Climate change and financial risk: how economic models can help
In a series of speeches for the Bank of England in Spring 2020, Former Governor Mark Carney warned firms and investors that they must adapt to climate risks.
Sophie Heald explains how models can be used to help quantify these risks.
The last decade was the warmest ever. In recent months, we have seen the devastating effects of wildfires that swept across Australia, storms and flooding in Europe, and melting of Arctic sea ice on an unprecedented scale.
But it is not only the natural environment that will be affected by climate risks.
Technological advances and the pressure to decarbonise are driving a seismic shift in the way that we produce and use energy.

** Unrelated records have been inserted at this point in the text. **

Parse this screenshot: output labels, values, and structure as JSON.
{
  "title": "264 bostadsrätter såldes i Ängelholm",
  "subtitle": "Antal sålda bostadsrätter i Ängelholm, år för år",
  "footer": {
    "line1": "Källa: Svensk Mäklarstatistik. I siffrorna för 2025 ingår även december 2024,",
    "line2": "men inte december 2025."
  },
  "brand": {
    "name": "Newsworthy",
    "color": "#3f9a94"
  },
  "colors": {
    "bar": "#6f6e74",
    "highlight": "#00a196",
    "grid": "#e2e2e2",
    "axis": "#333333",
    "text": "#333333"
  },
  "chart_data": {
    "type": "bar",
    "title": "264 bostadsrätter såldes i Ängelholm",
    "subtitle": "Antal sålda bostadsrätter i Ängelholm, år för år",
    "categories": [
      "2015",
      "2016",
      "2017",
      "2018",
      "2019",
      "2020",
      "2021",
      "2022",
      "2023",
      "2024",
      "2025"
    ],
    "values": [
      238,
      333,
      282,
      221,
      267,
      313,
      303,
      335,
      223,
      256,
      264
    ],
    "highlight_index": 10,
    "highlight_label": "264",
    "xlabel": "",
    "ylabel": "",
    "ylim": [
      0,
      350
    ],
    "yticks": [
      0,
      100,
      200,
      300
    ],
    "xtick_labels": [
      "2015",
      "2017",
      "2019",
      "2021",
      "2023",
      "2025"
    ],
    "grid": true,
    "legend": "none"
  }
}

We are in the midst of a climate revolution, which poses financial and economic opportunities and risks that cannot be ignored.
Whilst there is considerable uncertainty about the scale of climate-related damages and future technological advances, scenario analysis, drawing on results from economic models, can provide valuable insights on the distribution of climate-related risks and opportunities across regions and sectors of the economy.
Vulnerability to transition risks
Insights from our own modelling and analysis show that vulnerability to transition risks is crucially dependent on each countries’ dependence on trade in fossil fuels and their ability to capture a part of the low-carbon technology supply chain.
Take the example of South Korea, which currently relies on imports to meet 98% of its primary energy needs.
A commitment to a low-carbon future in South Korea will drive a transition away from imported fossil fuels towards domestically produced renewable electricity, which will create benefits for the domestic economy.
Coming from a strong manufacturing base, specialising in hi-tech electronics and engineering, it is also likely that South Korea will benefit from an increase in demand for low-carbon technologies and a subsequent boost to manufacturing supply chains.
By contrast, following a global commitment to decarbonise, those regions such as Canada that produce and export oil and gas will be vulnerable to the effects of falling global demand for fossil fuels, and lower oil and gas prices.
The integrated fossil fuel supply curves within our E3ME model provide insights that show that not all oil and gas exporting regions will be affected by these transition risks in the same way.
Following a reduction in global demand for oil and gas, and a fall in price, it is those regions that are producing these fuels at highest marginal cost that will see production cut first.
And this explains why we see such high exposure to transition risks, as a result of stranded fossil fuel assets in regions such as Canada.
Models of the global economy, like E3ME, can also provide insights into the impact of the low-carbon transition across different sectors of the economy.
In addition to the direct impacts on renewable technology and fossil fuel supply industries, models can take account of how low-carbon policies, such as a carbon tax, affect industry costs (based on the carbon-intensity of manufacturing processes) and the extent to which these higher production costs are passed on to final consumers.
Modelling physical risks
We have never experienced warming of a level beyond 1°C, so how could any modelling approach possibly capture the impact on the natural environment, and the knock-on for the economy, of warming of 4°C or above?
The impact of climate tipping points, in particular, suggests that most, and potentially all, of the estimates from integrated assessment models and econometric analyses are underestimating the potential scale of impact of future warming.
Given the potentially catastrophic scale of risk, for climate economics, it is prudent to apply a precautionary principle, whereby the worst case forecast by a credible expert becomes the benchmark.
At Cambridge Econometrics, we integrate climate damages from the latest literature to assess the regional distribution of physical risks, after taking account of regional differences in warming and climate vulnerability.
In a high warming scenario that already reaches 2°C warming by 2050 (i.e. on a pathway to 4°C by 2100), our analysis suggests GDP could be up to 25% lower (by 2050) compared to a scenario with no further climatic change.